In the 1960s Jean-Claude Rousseau (Paris, France, 1950) lived in New York, where he discovered Ozu’s films, as well as avant-garde cinema. On his return to France, he wrote a script: Le concert champêtre (published by Paris Experimental in 2000). The importance of this extraordinary text has been highlighted by colleagues such as Jean-Marie Straub and Marcel Hanoun.
In 1983 Rousseau made his first film in Super 8, Jeune femme à sa fenêtre lisant une lettre, followed by Venise n’existe pas (1984). He filmed Keep in Touch in New York in 1987, while preparing a program of his films that would take place the following year. Written for his speech at New York University, his ‘Notes sur Jeune femme à sa fenêtre lisant une lettre et autres films’ is an essential text which quantifies his conception of cinema.

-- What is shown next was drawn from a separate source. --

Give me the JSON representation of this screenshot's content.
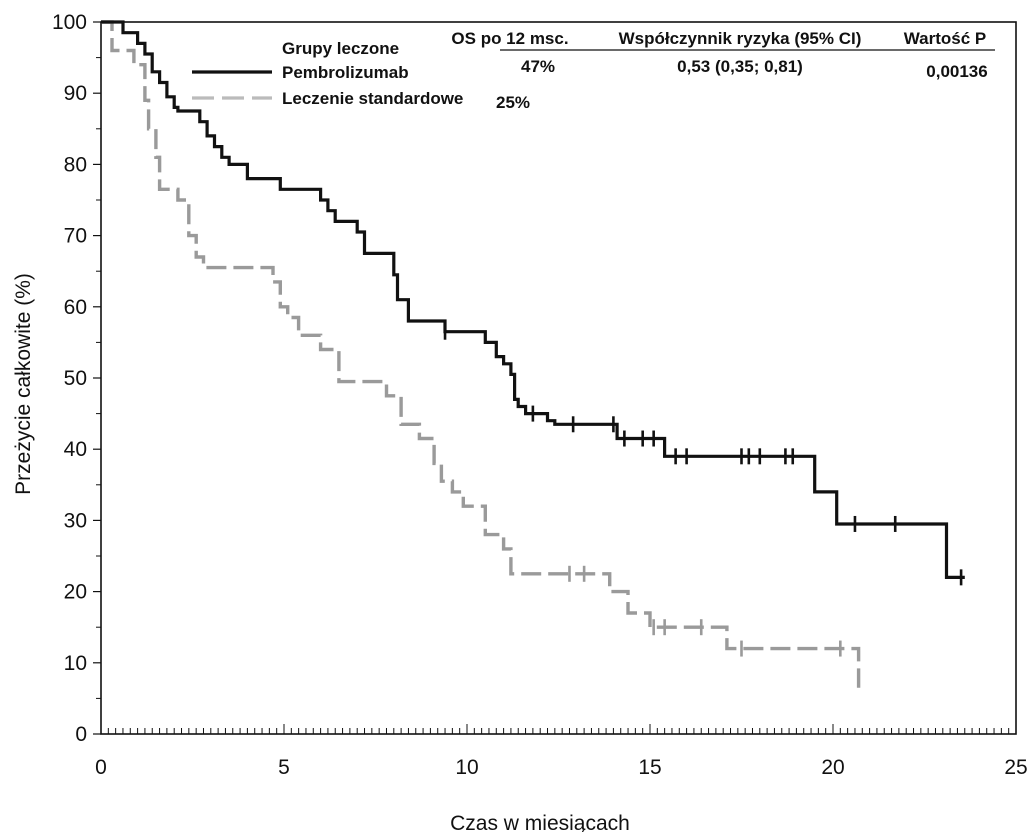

Both these early short films and his two full-length films in Super 8, Les antiquités de Rome (1989) and the movie that is considered his masterpiece, La vallée close (1995), were distributed in private until they could be transferred to 16 mm in the late 1990s. La vallée close, in particular, was transferred thanks to the support of Jean-Marie Straub and Danièle Huillet, who asked for it to be screened at the Cinémathèque française with his film Othon (1970). The film was subsequently shown in Locarno and was awarded the Grand Documentary Prize at the Festival of Belfort.
In 2002 he presented his first short film in digital video, Lettre à Roberto. Since then, all his (highly prolific) work has been made in digital format. In 2006 he completed his first full-length video film, Trois fois rien, and the following year his new full-length movie, De son appartement, won the Grand Prize at the International Competition of the International Festival of Documentary Cinema in Marseille.
In successive years, Rousseau made the full-length film Festival (2010) and numerous short films which he presented at festivals (including Vienna, DocLisboa, Toronto and Marseille). In 2014 he was invited to Japan, where he made Arrière-saison and Si loin, si proche, his first two films in 16:9 HD size.